[Mollusc] shell model
The center of the opening of a shell is taken to trace out a helix whose {x, y, z} coordinates are given as a function of the total angle of revolution t by at {Cos[t], Sin[t], b}. On row (a) of page 415 the parameter a varies from 1.05 to 1.65, while on row (b) b varies from 0 to 6. The complete surface of the shell is obtained by varying both t and θ in
at {Cos[t] (1 + c (Cos[e] Cos[θ] + d Sin[e] Sin[θ])), Sin[t] (1 + c (Cos[e] Cos[θ] + d Sin[e] Sin[θ])), b + c (Cos[θ] Sin[e] - d Cos[e] Sin[θ])}
where c varies from 0.4 to 1.6 on row (c), d from 1 to 4 on row (d) and e from 0 to 1.2 on row (e). For many values of parameters the surface defined by this formula intersects itself. However, in an actual shell material can only be added on the outside of what already exists, and this can be represented by restricting θ to run over only part of the range -π to π. The effect of this on internal structure can be seen in the slice of the cone shell on row (b) of page 414. Most real shells follow the model described here with remarkable accuracy. There are, however, deviations in some species, most often as a result of gradual changes in parameters during the life of the organism. As the pictures in the main text show, shells of actual molluscs (both current and fossil) exist throughout a large region of parameter space.

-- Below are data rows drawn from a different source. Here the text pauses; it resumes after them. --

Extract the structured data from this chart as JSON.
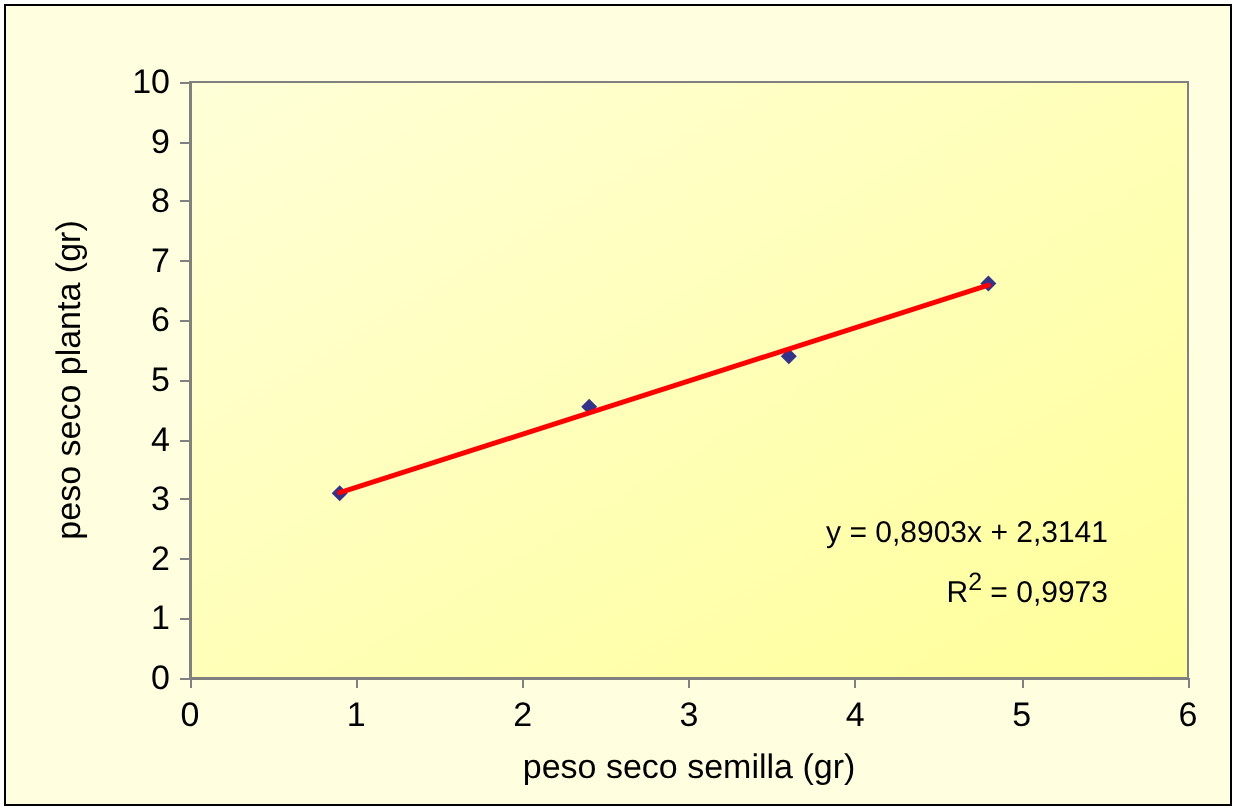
{
  "chart_data": {
    "type": "scatter",
    "xlabel": "peso seco semilla (gr)",
    "ylabel": "peso seco planta (gr)",
    "xlim": [
      0,
      6
    ],
    "xticks": [
      0,
      1,
      2,
      3,
      4,
      5,
      6
    ],
    "ylim": [
      0,
      10
    ],
    "yticks": [
      0,
      1,
      2,
      3,
      4,
      5,
      6,
      7,
      8,
      9,
      10
    ],
    "grid": false,
    "marker": "diamond",
    "series": [
      {
        "type": "scatter",
        "color": "#000080",
        "x": [
          0.9,
          2.4,
          3.6,
          4.8
        ],
        "values": [
          3.1,
          4.55,
          5.4,
          6.62
        ]
      },
      {
        "type": "line",
        "color": "#ff0000",
        "marker": "none",
        "line_style": "solid",
        "x": [
          0.9,
          4.8
        ],
        "values": [
          3.11,
          6.59
        ]
      }
    ],
    "annotations": [
      "y = 0,8903x + 2,3141",
      "R$^{2}$ = 0,9973"
    ]
  }
}
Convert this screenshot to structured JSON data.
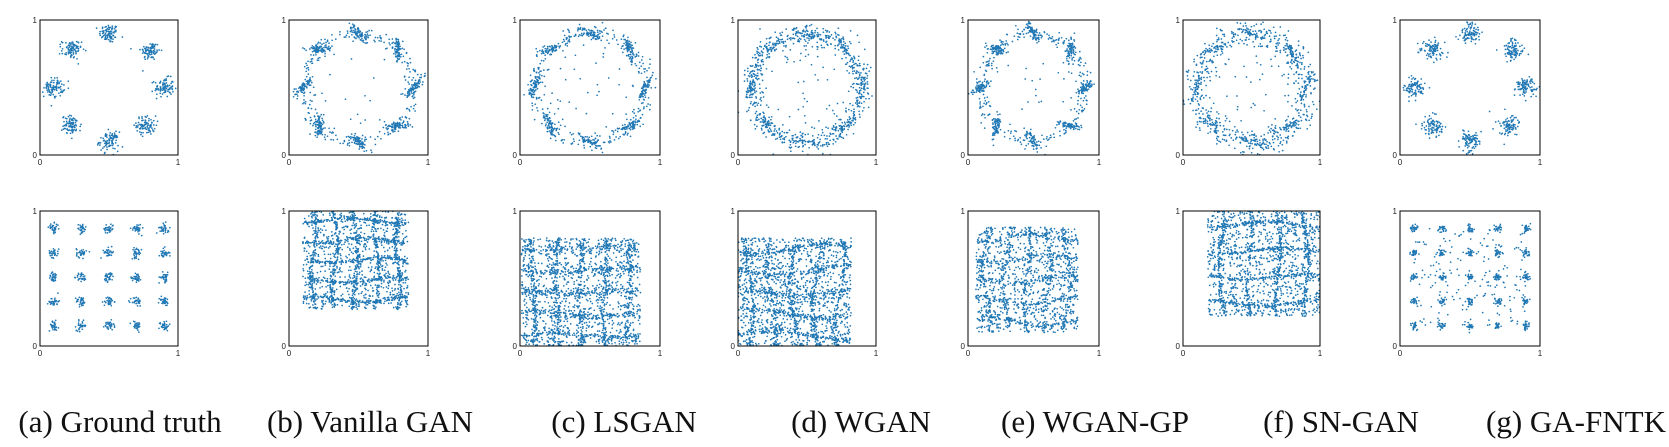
{
  "colors": {
    "points": "#1f77b4",
    "frame": "#000000"
  },
  "chart_data": [
    {
      "type": "scatter",
      "caption": "(a) Ground truth",
      "xlim": [
        0,
        1
      ],
      "ylim": [
        0,
        1
      ],
      "x_ticks": [
        "0",
        "1"
      ],
      "y_ticks": [
        "0",
        "1"
      ],
      "grid": false,
      "rows": [
        {
          "dataset": "ring of 8 Gaussians",
          "clusters": [
            {
              "x": 0.5,
              "y": 0.9
            },
            {
              "x": 0.8,
              "y": 0.77
            },
            {
              "x": 0.9,
              "y": 0.5
            },
            {
              "x": 0.77,
              "y": 0.22
            },
            {
              "x": 0.5,
              "y": 0.1
            },
            {
              "x": 0.23,
              "y": 0.22
            },
            {
              "x": 0.1,
              "y": 0.5
            },
            {
              "x": 0.23,
              "y": 0.78
            }
          ]
        },
        {
          "dataset": "5x5 grid of Gaussians",
          "grid_x": [
            0.1,
            0.3,
            0.5,
            0.7,
            0.9
          ],
          "grid_y": [
            0.15,
            0.33,
            0.51,
            0.69,
            0.87
          ]
        }
      ]
    },
    {
      "type": "scatter",
      "caption": "(b) Vanilla GAN",
      "xlim": [
        0,
        1
      ],
      "ylim": [
        0,
        1
      ],
      "x_ticks": [
        "0",
        "1"
      ],
      "y_ticks": [
        "0",
        "1"
      ],
      "grid": false
    },
    {
      "type": "scatter",
      "caption": "(c) LSGAN",
      "xlim": [
        0,
        1
      ],
      "ylim": [
        0,
        1
      ],
      "x_ticks": [
        "0",
        "1"
      ],
      "y_ticks": [
        "0",
        "1"
      ],
      "grid": false
    },
    {
      "type": "scatter",
      "caption": "(d) WGAN",
      "xlim": [
        0,
        1
      ],
      "ylim": [
        0,
        1
      ],
      "x_ticks": [
        "0",
        "1"
      ],
      "y_ticks": [
        "0",
        "1"
      ],
      "grid": false
    },
    {
      "type": "scatter",
      "caption": "(e) WGAN-GP",
      "xlim": [
        0,
        1
      ],
      "ylim": [
        0,
        1
      ],
      "x_ticks": [
        "0",
        "1"
      ],
      "y_ticks": [
        "0",
        "1"
      ],
      "grid": false
    },
    {
      "type": "scatter",
      "caption": "(f) SN-GAN",
      "xlim": [
        0,
        1
      ],
      "ylim": [
        0,
        1
      ],
      "x_ticks": [
        "0",
        "1"
      ],
      "y_ticks": [
        "0",
        "1"
      ],
      "grid": false
    },
    {
      "type": "scatter",
      "caption": "(g) GA-FNTK",
      "xlim": [
        0,
        1
      ],
      "ylim": [
        0,
        1
      ],
      "x_ticks": [
        "0",
        "1"
      ],
      "y_ticks": [
        "0",
        "1"
      ],
      "grid": false
    }
  ]
}
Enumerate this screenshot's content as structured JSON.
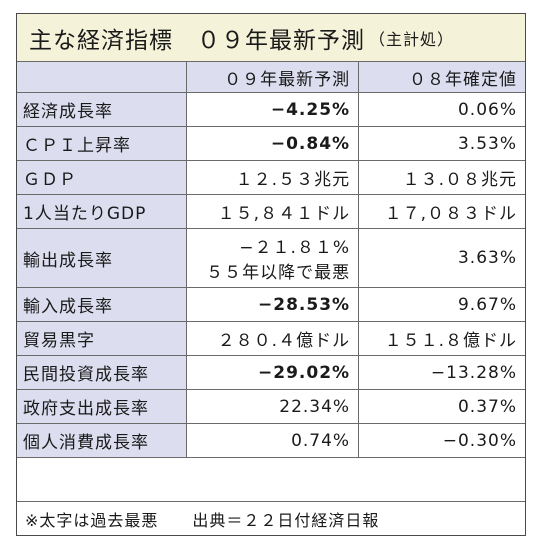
{
  "title": {
    "main": "主な経済指標　０９年最新予測",
    "note": "（主計処）"
  },
  "header": {
    "col1": "",
    "col2": "０９年最新予測",
    "col3": "０８年確定値"
  },
  "rows": [
    {
      "label": "経済成長率",
      "forecast": "−4.25%",
      "forecast_bold": true,
      "actual": "0.06%"
    },
    {
      "label": "ＣＰＩ上昇率",
      "forecast": "−0.84%",
      "forecast_bold": true,
      "actual": "3.53%"
    },
    {
      "label": "ＧＤＰ",
      "forecast": "１２.５３兆元",
      "forecast_bold": false,
      "actual": "１３.０８兆元"
    },
    {
      "label": "1人当たりGDP",
      "forecast": "１５,８４１ドル",
      "forecast_bold": false,
      "actual": "１７,０８３ドル"
    },
    {
      "label": "輸出成長率",
      "forecast": "−２１.８１%",
      "forecast_note": "５５年以降で最悪",
      "forecast_bold": false,
      "actual": "3.63%"
    },
    {
      "label": "輸入成長率",
      "forecast": "−28.53%",
      "forecast_bold": true,
      "actual": "9.67%"
    },
    {
      "label": "貿易黒字",
      "forecast": "２８０.４億ドル",
      "forecast_bold": false,
      "actual": "１５１.８億ドル"
    },
    {
      "label": "民間投資成長率",
      "forecast": "−29.02%",
      "forecast_bold": true,
      "actual": "−13.28%"
    },
    {
      "label": "政府支出成長率",
      "forecast": "22.34%",
      "forecast_bold": false,
      "actual": "0.37%"
    },
    {
      "label": "個人消費成長率",
      "forecast": "0.74%",
      "forecast_bold": false,
      "actual": "−0.30%"
    }
  ],
  "footnote": {
    "note": "※太字は過去最悪",
    "source": "出典＝２２日付経済日報"
  }
}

And in fact it appears that the only parameter values that are not covered are ones where the shell could not easily have been secreted by an animal because its shape is degenerate and leaves little useful room for the animal. Some regions of parameter space are more common than others, and this may be a consequence either of natural selection or of the detailed molecular biology of mollusc growth. Shells where successive whorls do not touch (as in the first picture on row (c) of page 415) appear to be significantly less common than others, perhaps because they have lower mechanical rigidity. They do however occur, though sometimes as internal rather than external shells.